The Most Basic Human Physiological Need is the Need to Expend and to Recover Energy (to oscillate)
- Need to Expend Energy (Stimulation, Movement, Arousal)
- Need to Recover Energy (Food, Water, Sleep)
The most important forms of stress involve stimulating and moving the physical body; the most important forms of recovery involve eating, drinking and sleeping. Failure to meet these basic body needs interferes with, and can even block, the fulfillment of other needs.
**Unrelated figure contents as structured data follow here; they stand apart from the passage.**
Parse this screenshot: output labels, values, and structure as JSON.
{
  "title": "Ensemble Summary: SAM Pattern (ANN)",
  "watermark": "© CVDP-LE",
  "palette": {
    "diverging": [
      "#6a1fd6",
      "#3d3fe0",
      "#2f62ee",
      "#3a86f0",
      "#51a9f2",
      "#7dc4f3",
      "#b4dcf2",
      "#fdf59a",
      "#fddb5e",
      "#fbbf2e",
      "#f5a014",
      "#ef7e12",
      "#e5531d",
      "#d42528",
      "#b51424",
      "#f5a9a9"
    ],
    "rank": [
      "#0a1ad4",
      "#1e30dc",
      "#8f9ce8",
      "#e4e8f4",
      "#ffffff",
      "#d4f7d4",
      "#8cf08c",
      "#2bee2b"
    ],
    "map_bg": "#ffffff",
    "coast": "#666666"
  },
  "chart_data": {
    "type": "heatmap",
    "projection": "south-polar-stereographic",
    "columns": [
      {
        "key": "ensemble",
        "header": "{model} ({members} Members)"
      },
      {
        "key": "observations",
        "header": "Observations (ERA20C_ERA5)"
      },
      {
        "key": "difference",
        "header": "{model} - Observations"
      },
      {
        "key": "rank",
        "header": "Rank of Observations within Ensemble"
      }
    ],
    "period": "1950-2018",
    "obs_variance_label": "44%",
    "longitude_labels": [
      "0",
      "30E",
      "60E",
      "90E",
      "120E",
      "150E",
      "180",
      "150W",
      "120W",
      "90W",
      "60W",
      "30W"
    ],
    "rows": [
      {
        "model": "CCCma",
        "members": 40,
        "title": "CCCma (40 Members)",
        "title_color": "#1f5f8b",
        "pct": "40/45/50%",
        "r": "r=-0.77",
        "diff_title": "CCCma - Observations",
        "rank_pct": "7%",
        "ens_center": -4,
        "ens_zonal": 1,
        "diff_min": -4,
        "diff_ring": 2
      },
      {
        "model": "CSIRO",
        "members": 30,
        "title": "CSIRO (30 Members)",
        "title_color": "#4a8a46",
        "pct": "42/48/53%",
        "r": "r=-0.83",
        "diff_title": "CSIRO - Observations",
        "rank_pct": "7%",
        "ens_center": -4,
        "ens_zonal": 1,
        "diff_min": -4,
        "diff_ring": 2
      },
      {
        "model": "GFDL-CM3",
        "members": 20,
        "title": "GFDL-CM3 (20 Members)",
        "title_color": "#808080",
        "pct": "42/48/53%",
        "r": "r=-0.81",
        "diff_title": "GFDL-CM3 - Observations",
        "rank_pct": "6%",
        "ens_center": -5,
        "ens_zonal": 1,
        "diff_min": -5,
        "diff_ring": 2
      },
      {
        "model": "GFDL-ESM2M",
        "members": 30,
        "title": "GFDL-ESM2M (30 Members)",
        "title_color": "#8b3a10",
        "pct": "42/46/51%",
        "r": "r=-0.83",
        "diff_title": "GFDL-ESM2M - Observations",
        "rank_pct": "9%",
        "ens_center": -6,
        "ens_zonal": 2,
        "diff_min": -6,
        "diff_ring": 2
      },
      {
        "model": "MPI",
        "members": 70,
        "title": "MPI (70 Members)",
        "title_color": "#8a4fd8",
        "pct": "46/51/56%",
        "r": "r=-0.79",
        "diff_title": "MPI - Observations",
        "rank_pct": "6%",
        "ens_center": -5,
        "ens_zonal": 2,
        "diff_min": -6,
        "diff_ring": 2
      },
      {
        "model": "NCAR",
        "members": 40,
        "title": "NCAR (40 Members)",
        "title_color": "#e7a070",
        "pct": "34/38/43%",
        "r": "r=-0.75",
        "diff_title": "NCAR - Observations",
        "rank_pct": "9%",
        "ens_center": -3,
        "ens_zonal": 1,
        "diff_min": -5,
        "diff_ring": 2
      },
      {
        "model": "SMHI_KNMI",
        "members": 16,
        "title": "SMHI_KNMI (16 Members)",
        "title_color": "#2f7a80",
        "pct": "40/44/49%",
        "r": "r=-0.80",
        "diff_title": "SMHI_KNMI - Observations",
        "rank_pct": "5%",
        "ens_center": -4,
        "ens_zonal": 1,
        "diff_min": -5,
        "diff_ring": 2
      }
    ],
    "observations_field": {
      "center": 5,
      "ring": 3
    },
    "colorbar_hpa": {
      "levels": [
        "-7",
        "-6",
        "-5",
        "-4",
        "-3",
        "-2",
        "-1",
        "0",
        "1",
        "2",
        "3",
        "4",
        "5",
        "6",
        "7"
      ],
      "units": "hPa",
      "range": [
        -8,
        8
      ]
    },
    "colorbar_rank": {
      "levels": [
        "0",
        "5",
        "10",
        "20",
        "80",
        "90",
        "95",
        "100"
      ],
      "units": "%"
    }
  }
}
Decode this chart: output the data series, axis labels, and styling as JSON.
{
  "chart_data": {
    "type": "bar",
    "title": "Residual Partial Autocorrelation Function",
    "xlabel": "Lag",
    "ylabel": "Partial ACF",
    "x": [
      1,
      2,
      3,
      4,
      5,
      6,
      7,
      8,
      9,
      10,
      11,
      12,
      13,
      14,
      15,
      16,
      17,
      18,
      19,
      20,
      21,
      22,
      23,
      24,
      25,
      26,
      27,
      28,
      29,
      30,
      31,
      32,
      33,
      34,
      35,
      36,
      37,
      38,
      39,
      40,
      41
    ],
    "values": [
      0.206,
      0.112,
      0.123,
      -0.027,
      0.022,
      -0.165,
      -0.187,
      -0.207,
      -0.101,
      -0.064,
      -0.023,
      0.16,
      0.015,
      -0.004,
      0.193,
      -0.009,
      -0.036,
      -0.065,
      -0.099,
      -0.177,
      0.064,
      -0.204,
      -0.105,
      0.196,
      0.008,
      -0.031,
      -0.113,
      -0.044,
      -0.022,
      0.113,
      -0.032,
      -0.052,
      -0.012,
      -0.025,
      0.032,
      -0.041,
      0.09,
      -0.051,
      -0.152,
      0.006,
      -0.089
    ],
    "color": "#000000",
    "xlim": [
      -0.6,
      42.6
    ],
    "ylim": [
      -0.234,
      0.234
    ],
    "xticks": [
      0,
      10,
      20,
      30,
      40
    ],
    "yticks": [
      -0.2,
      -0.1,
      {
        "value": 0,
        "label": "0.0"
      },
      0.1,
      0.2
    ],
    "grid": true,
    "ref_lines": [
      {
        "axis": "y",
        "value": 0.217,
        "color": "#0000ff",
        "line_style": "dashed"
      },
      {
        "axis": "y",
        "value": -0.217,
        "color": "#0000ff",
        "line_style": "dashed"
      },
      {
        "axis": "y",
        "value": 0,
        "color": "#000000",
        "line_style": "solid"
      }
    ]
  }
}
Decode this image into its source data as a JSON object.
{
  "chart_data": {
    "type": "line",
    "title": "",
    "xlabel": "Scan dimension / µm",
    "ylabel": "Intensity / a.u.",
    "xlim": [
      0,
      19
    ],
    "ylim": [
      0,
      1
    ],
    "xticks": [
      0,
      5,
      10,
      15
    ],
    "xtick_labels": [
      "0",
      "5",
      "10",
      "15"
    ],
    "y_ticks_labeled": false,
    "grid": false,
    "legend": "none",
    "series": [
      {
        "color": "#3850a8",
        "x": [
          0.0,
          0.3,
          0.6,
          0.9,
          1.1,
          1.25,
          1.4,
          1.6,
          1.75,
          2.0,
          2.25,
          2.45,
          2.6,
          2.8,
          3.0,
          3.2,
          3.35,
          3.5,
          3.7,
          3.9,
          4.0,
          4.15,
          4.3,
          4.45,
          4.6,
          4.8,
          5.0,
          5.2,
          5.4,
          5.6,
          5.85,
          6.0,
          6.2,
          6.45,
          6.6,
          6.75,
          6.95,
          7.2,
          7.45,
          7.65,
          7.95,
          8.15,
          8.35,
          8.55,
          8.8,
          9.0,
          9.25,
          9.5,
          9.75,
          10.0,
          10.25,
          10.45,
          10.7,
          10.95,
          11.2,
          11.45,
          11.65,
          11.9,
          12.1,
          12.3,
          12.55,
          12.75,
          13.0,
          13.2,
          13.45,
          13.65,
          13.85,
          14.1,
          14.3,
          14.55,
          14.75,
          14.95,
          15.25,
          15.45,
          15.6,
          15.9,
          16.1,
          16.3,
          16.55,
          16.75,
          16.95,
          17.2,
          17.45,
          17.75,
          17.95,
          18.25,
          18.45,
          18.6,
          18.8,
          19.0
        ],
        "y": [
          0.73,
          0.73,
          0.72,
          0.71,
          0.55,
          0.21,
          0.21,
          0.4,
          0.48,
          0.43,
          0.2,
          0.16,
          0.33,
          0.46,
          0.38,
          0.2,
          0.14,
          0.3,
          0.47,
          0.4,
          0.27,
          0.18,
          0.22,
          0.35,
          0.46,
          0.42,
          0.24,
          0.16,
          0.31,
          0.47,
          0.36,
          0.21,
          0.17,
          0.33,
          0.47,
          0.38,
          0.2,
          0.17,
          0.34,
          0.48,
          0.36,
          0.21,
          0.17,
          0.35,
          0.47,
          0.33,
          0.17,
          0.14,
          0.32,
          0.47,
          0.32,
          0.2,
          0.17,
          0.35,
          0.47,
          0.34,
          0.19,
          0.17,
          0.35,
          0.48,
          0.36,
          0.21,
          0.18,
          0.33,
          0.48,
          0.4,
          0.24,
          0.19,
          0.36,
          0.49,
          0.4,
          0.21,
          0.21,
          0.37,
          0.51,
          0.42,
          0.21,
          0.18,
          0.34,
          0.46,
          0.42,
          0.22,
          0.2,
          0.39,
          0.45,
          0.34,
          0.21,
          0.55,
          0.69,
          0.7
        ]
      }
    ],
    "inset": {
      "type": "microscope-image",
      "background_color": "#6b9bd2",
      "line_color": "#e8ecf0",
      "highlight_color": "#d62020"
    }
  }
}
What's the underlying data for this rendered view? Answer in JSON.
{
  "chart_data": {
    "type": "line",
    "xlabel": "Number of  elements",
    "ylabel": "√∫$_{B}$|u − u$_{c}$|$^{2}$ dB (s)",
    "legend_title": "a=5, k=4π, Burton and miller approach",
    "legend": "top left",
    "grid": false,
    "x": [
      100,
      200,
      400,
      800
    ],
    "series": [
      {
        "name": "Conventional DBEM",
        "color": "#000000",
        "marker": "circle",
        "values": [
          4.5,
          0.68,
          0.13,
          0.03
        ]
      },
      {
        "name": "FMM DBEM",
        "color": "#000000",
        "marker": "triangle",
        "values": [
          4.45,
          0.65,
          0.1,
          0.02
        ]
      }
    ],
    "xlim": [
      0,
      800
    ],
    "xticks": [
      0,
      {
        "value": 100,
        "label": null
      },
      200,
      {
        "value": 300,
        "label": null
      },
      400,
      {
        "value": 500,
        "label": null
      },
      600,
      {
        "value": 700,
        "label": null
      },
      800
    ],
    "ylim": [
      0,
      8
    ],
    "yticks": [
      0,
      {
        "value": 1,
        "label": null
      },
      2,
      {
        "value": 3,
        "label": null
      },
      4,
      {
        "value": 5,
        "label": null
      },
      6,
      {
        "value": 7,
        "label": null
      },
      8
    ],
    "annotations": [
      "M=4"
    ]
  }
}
The need for physical stimulation is relieved by exercising, but as you continue to exercise, the need to physically recover gradually increases. Once you stop exercising, the need for physical stimulation starts to build again. The critical point here is that if one does not meet important bodily needs, stress and recovery are thrown out of balance, thus increasing the risk of linearity. Poor nutrition, thirst, or inadequate sleep beat down our ability to expend energy or cope with even moderate stress. The impact can be drastic. Under these conditions our mental and physical toughness–our fight, passion and endurance–erode away. Problems of poor hydration or low blood sugar routinely cause athletes to lose their ability to tolerate stress. When basic physical needs are no longer met during physical exertion or competition, even the toughest athletes can collapse under the pressure.